In palaces such as Topkapı, Dolmabahçe and Beylerbeyi, the Mabeyn-i Hümayun included suites for diplomatic meetings, ambassador receptions and state ceremonies. In later palaces like Dolmabahçe, it formed a prominent section alongside the central Muayede (ceremonial) hall and the harem.

== Historical Development ==
The physical space existed by the late 17th century (attested as early as 1675), but the organized office and staff of mâbeyincis (chamberlains/secretaries) became prominent in the 18th century.

- Early Period: Under Sultan Mustafa II (r. 1695–1703), reforms shifted certain duties (e.g., telhis reports and hatt-ı hümayun decrees) to silahtars and Has Oda personnel, laying groundwork for a palace secretariat.
- 18th Century: During the reigns of Abdul Hamid I (r. 1774–1789) and Selim III (r. 1789–1807), the hünkâr sofası (imperial sofa) in Topkapı was designated as the Mabeyn. It handled petitions (arzuhal), receptions, and daily governance.
- Tanzimat Era: Mahmud II (r. 1808–1839) restructured the palace bureaucracy, establishing the Mabeyn Müşirliği (a supervisory office) and transforming the Sır Kâtibi (Private Secretary) into the Mabeyn Başkâtibi (Chief Secretary).

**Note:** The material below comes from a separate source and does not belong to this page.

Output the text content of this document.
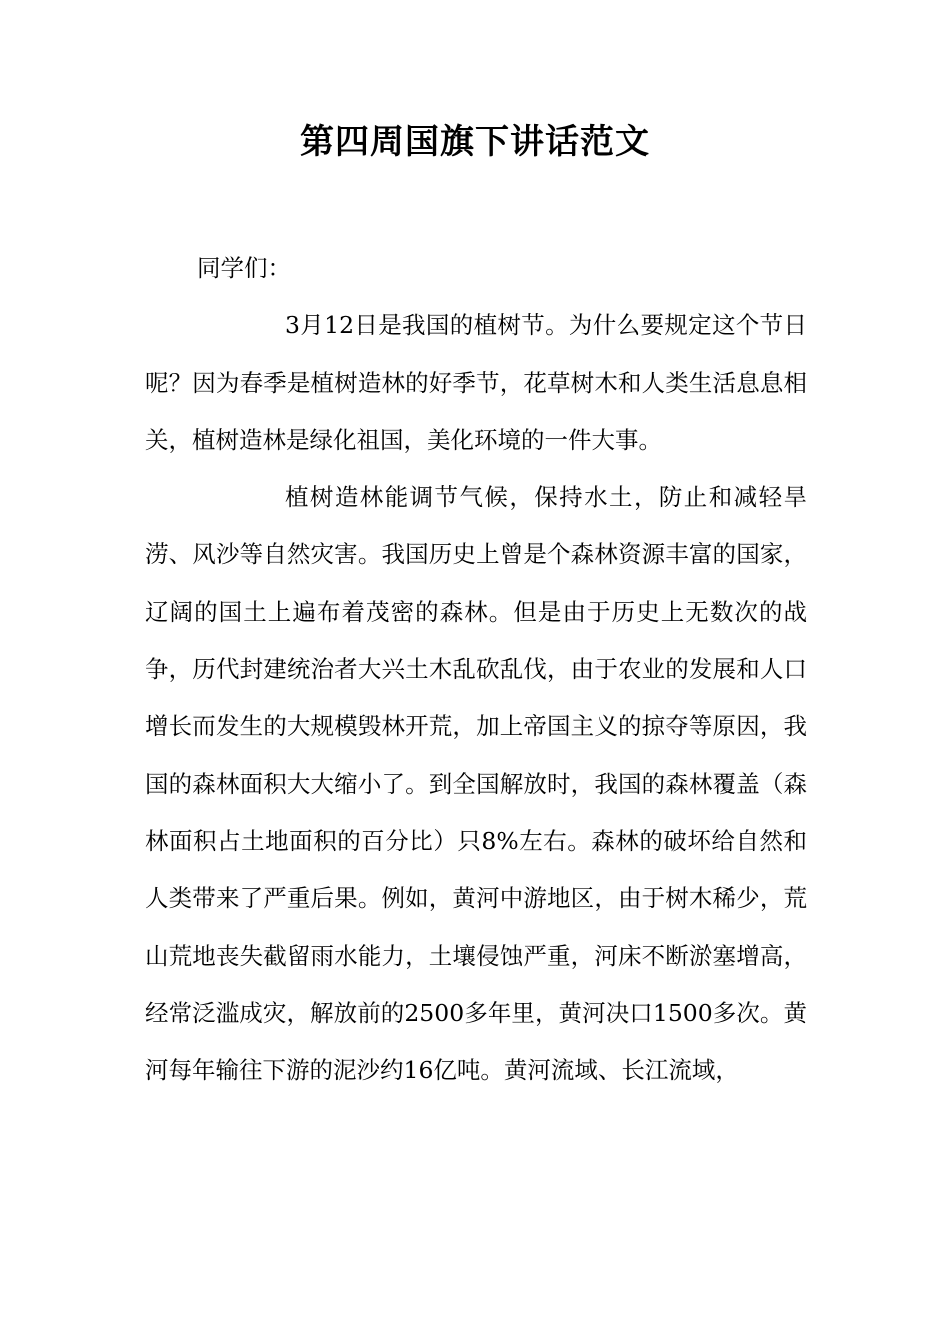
第四周国旗下讲话范文

同学们：

3月12日是我国的植树节。为什么要规定这个节日呢？因为春季是植树造林的好季节，花草树木和人类生活息息相关，植树造林是绿化祖国，美化环境的一件大事。

植树造林能调节气候，保持水土，防止和减轻旱涝、风沙等自然灾害。我国历史上曾是个森林资源丰富的国家，辽阔的国土上遍布着茂密的森林。但是由于历史上无数次的战争，历代封建统治者大兴土木乱砍乱伐，由于农业的发展和人口增长而发生的大规模毁林开荒，加上帝国主义的掠夺等原因，我国的森林面积大大缩小了。到全国解放时，我国的森林覆盖（森林面积占土地面积的百分比）只8%左右。森林的破坏给自然和人类带来了严重后果。例如，黄河中游地区，由于树木稀少，荒山荒地丧失截留雨水能力，土壤侵蚀严重，河床不断淤塞增高，经常泛滥成灾，解放前的2500多年里，黄河决口1500多次。黄河每年输往下游的泥沙约16亿吨。黄河流域、长江流域，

This strengthened direct sultanic control amid the rise of the Sublime Porte (Bab-ı Ali).
- Hamidian Era: The Mabeyn reached its peak influence during the reign of Abdul Hamid II (r. 1876–1909). With power centralized in Yıldız Palace, it operated as a parallel (and often dominant) administrative center to the government. It expanded significantly in staff and functions, including a cipher office for direct communication with provincial officials, bypassing traditional channels. The institution managed foreign policy, internal security, and patronage networks.

== Organization and Staff ==
The Mabeyn was divided into private (hususi) and official (resmi) sections. Key roles included:

- Mabeyn Başkâtibi (Chief Secretary) — Oversaw correspondence.
- İkinci Katib (Second Secretary) — Prominent figures like Ahmad Izzat Pasha al-Abid.
- Mabeyincis (Chamberlains), kurenâ (confidants), yâvers (aides-de-camp), and specialists (e.g., translators, cipher clerks).
- Other officials: Silahtar, çuhadar, kapıcılar, and various household servants.

By the late 19th century, staff numbers grew substantially (reaching hundreds, including honorary aides under Abdul Hamid II). After the 1908 Young Turk Revolution, its power diminished with the restoration of constitutional government, though it persisted until the abolition of the sultanate.

Notable figures associated with the Mabeyn include Tahsin Pasha (Chief Secretary to Abdul Hamid II), Halid Ziya Uşaklıgil, and Mehmed Said Pasha.

== Significance ==
The Mabeyn-i Hümayun symbolized the personalization of Ottoman rule. As the Divan-ı Hümayun and grand vizierate lost centrality, the Mabeyn allowed sultans—particularly in the 19th century—to exercise direct authority. It reflected the empire's modernization efforts while maintaining traditional palace hierarchies and rituals. Its archives and operations provide key insights into late Ottoman decision-making.

== Legacy ==
After the Ottoman Empire's dissolution, the physical Mabeyn sections in surviving palaces (now museums) continue to illustrate 19th-century Ottoman architecture and court life. Scholarly works, such as Ali Akyıldız's comprehensive study Mabeyn-i Hümayun: Osmanlı Saray Teşkilatının Modernleşmesi, have illuminated its institutional history.

==List of secretaries==

- Tahsin Pasha, Chief Secretary of Abdul Hamid II from 1894 to 1908.
- Ahmad Izzat Pasha al-Abid, Second Secretary of Abdul Hamid II from 1895 to 1908.
- Mehmed Said Pasha, Chief Secretary of Abdul Hamid II from 1876 to 1878.
- Halid Ziya Bey, Chief Secretary of Mehmed V from 1909 to 1912.